When the alchemist wants to get gold out of the lead, they must throw it into a blazing fire, which begins the process of changing its energetic structure. At the end of the alchemical process, the lead is no longer lead, nor is it fools gold. It's 24k gold.
Our process for transformation is just like that. It's a trial by fire, and it can be easy to forget that the fire is part of the deal.
So, I use the metaphor of alchemy to help people anchor people into the courage and tenacity it takes to keep going when the shit hits the fan.
On your Patreon page, you wrote “The lie of enoughness isn't personal. It's a cultural issue.” Yikes!

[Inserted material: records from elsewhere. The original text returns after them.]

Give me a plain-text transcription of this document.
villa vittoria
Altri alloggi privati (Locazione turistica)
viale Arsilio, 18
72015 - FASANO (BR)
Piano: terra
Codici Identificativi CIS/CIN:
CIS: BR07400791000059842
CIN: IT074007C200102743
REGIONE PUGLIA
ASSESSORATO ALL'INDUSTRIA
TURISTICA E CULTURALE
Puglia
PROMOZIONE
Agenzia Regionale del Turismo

How do think we got to this point and perhaps more importantly, how do we snap out of it?
That goes back to our connection with the Divine.

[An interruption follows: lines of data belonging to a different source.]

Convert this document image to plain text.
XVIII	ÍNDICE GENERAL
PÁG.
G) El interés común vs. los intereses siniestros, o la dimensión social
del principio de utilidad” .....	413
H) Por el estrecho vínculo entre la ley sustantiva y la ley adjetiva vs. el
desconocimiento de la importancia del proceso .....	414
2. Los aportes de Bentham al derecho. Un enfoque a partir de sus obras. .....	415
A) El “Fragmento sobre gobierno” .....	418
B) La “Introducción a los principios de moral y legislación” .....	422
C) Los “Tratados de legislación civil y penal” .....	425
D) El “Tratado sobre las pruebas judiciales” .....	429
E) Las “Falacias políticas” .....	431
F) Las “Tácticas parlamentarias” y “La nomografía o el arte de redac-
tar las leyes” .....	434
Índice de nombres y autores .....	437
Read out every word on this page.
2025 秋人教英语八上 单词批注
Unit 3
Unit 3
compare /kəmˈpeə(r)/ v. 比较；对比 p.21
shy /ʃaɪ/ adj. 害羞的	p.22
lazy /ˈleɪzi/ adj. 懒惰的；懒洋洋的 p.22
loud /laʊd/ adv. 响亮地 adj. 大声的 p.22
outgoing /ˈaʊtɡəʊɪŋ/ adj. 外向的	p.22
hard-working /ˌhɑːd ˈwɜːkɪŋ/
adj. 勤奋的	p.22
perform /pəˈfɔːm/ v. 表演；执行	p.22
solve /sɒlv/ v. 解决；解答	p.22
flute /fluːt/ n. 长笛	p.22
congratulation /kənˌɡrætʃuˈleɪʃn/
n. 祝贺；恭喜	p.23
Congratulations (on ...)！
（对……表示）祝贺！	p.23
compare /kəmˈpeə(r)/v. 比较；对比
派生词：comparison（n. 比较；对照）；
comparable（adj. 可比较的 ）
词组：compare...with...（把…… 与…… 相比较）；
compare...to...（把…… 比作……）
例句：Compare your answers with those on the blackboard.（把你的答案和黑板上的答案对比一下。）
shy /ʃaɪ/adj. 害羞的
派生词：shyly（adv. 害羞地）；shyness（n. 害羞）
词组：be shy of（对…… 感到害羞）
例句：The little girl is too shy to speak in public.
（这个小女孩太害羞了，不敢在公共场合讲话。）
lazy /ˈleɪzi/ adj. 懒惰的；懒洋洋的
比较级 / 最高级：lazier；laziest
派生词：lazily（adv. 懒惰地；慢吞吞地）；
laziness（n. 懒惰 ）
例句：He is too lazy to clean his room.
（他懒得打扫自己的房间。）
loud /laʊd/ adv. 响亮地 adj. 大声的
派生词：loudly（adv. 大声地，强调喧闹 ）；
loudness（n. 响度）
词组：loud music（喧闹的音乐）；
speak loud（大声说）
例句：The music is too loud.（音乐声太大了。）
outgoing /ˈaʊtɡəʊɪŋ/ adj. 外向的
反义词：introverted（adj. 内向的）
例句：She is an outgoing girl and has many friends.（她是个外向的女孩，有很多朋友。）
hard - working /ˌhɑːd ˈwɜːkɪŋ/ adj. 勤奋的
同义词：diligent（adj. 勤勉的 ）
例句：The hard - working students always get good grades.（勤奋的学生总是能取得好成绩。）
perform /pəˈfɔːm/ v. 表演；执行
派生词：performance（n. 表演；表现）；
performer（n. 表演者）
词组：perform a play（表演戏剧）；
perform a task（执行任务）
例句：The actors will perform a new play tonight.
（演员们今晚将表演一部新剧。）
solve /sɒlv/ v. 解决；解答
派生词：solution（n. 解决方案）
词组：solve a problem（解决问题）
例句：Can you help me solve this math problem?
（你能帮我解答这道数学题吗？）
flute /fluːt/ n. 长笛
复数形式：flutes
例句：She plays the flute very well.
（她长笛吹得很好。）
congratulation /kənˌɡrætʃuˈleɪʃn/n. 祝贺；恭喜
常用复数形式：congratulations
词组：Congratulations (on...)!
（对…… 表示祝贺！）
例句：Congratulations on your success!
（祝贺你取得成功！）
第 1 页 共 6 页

At the beginning of our evolution as humans, our relationship with the Divine was one of wonder, awe, and harmony with the Earth. It was a partnership, rather than a dictatorship.
But, as agriculture became a thing, and humans started settling down, the way we related to the Divine (what some people call God), started to shift from one of harmony to one of proving in response to THE WEATHER.
If it rained, the crops grew. If it didn't rain, the plants didn't grow.
Our ancestors assumed that the rain was a reward from God for being "good." Rituals of "proving" our goodness to this God began to form (aka religion) and we, as a society, passed both the assumption and the rituals down.
The assumption that we have anything to prove is what I call the lie of enoughness, and it's likely impacted you, even if you have zero religious or spiritual inclinations because it is deeply embedded in our culture.
When women show up in my world, they are usually at a point where they have already recognized the negative impact that trying to prove their worthiness has had on their lives.
A lot of times, they are attempting to "get rid" of the feelings of unworthiness by using positive thinking or looking to their "good" qualities as evidence of how "enough" they are.
Unfortunately, though, the "positive thinking" approach doesn't work in the long run because it doesn't address the root of the issue. By trying to convince yourself that you are worthy, you are still buying into the lie of enoughness.
The root of the issue is that you aren't worthy or unworthy. You aren't enough or not enough. You aren't deserving or undeserving. You just ARE, period.
And so, any attempts to prove worthiness, on either side of the coin, will be futile.
So, instead of trying to convince ourselves that we are enough, we have to step off the hamster wheel altogether and step into something way more powerful:
And you do that by tapping into your inner wisdom, discerning what is yours and what isn't, and choosing to act in integrity, EVEN WHEN your mind is yammering on with its enoughness bullshit.
Being able to do that is the first step in radical self-love and self-acceptance and it’s what we need to do in order to change the culture.